Manusia sebagai aktor memiliki kebebasan untuk memilih langkah, sehingga di akhir permainan akan ada pihak yang menang dan kalah. Permainan hidup ini memunculkan golongan yang menang dan kalah, ada yang beruntung dan ada yang merugi. Dalam kitab suci, di akhirat nanti, pemenang dijanjikan surga, sementara yang kalah akan bertemu neraka, meskipun hakikat surga dan neraka masih di luar jangkauan nalar.
Dengan kata lain, takdir adalah aturan permainan, sementara manusia sebagai aktor harus pandai meraih kemenangan sesuai dengan hukum Tuhan, baik sunatullah maupun qadratullah. Akal, kehendak, dan kebebasan adalah modal berharga yang diberikan Tuhan agar manusia dapat memenangkan permainan hidup ini.
Tuhan mengutus Rasul-Nya sebagai pelatih dan penunjuk jalan agar kita terhindar dari kekalahan dan kesesatan. Ibarat dalam dunia pendidikan, peran Tuhan adalah seperti guru yang mengajar dan menginginkan murid-muridnya pintar dan lulus ujian dengan mengikuti aturan yang telah ditetapkan.
Namun, tetap saja ada sekelompok murid yang gagal naik kelas. Beruntungnya, Tuhan selalu membuka pintu kasih dan ampunan-Nya. Doktrin agama yang menggambarkan Tuhan sebagai sosok mahapemaaf sekaligus suka menghukum menimbulkan keseimbangan hidup manusia. Hal ini diharapkan mendorong manusia agar terus berusaha berjalan di atas jalan yang benar, namun juga tidak berputus asa jika telanjur berbuat salah dan dosa (hal. 6).
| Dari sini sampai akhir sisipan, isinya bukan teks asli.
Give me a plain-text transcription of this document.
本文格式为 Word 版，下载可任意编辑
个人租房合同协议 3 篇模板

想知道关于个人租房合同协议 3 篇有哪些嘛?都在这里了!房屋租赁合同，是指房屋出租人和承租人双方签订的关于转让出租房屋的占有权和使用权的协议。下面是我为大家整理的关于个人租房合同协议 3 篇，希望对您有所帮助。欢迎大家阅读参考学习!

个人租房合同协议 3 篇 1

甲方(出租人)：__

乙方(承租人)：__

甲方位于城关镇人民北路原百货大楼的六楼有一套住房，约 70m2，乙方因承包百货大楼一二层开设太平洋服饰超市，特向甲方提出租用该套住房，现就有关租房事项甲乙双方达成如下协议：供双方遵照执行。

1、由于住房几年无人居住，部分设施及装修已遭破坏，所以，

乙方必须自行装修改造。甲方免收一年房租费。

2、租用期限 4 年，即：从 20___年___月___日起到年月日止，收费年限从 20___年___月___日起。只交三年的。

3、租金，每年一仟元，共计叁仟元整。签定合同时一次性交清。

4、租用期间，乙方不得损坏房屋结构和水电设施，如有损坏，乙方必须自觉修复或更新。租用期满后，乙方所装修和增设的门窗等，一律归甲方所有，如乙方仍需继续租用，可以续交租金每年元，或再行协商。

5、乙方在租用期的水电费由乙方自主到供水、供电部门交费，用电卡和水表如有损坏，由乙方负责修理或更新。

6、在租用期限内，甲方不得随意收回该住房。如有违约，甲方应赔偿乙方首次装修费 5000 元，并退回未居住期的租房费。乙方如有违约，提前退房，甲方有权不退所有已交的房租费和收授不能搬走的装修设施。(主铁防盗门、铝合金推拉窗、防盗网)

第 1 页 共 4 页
Karakter dan Takdir Manusia
Komaruddin Hidayat remaja, ketika masih menjadi santri di Magelang, sempat berpikir bahwa untuk berkuliah atau sekadar mengenakan jaket mahasiswa Universitas Gadjah Mada (UGM) sudah merupakan sebuah kemustahilan, tepatnya untuk bermimpi saja tidak berani. Waktu itu dia hanya mampu sebatas mengagumi para mahasiswanya, karena secara ekonomi terasa tidak mungkin bisa menjadi mahasiswa di sana. Demikian juga ketika menyebut nama Universitas Indonesia (UI), dia mengibaratkan universitas tersebut bak fatamorgana ketika masih di pesantren.
Kedua universitas tersebut memang sengaja dia tonjolkan karena secara psikologis memiliki makna tersendiri dalam perjalanan hidupnya (hal. 82). Namun, Prof. Komar memiliki karakter-karakter yang amat unggul sejak masih remaja. Pekerja keras, pembelajar yang cepat dan cerdas, ulet, dan pantang menyerah dalam meraih mimpi-mimpinya. Heraclitus (Herakleitos), seorang filsuf Yunani, mengatakan, “Karakter seseorang adalah takdirnya.” Tidak heran jika sekarang ini dia memperoleh “maqam” atau level, pangkat, derajat, status sosial, serta kapasitas intelektual yang mumpuni dalam hidupnya. Semuanya berkat ketekunan serta keikhlasannya dalam mengikuti dan juga menerima seluruh aturan permainan-Nya.
Di ujung tulisan dalam buku ini, Prof. Komar menganalogikan pengertian “pulang” dengan peristiwa pulang dalam kehidupan sehari-hari, yang mestinya disikapi dengan antusias dan gembira. Pulang kampung, pulang haji, dan seterusnya. Demikian juga dengan peristiwa pulang menuju Tuhan di kampung akhirat, bersanding di sisi Sang Mahakasih, seharusnya hal itu menjadi saat yang ditunggu-tunggu. Terutama jika kita telah dan selalu berikhtiar dan bersabar dengan karakter dan laku kebaikan dan kesalehan ketika hidup di dunia.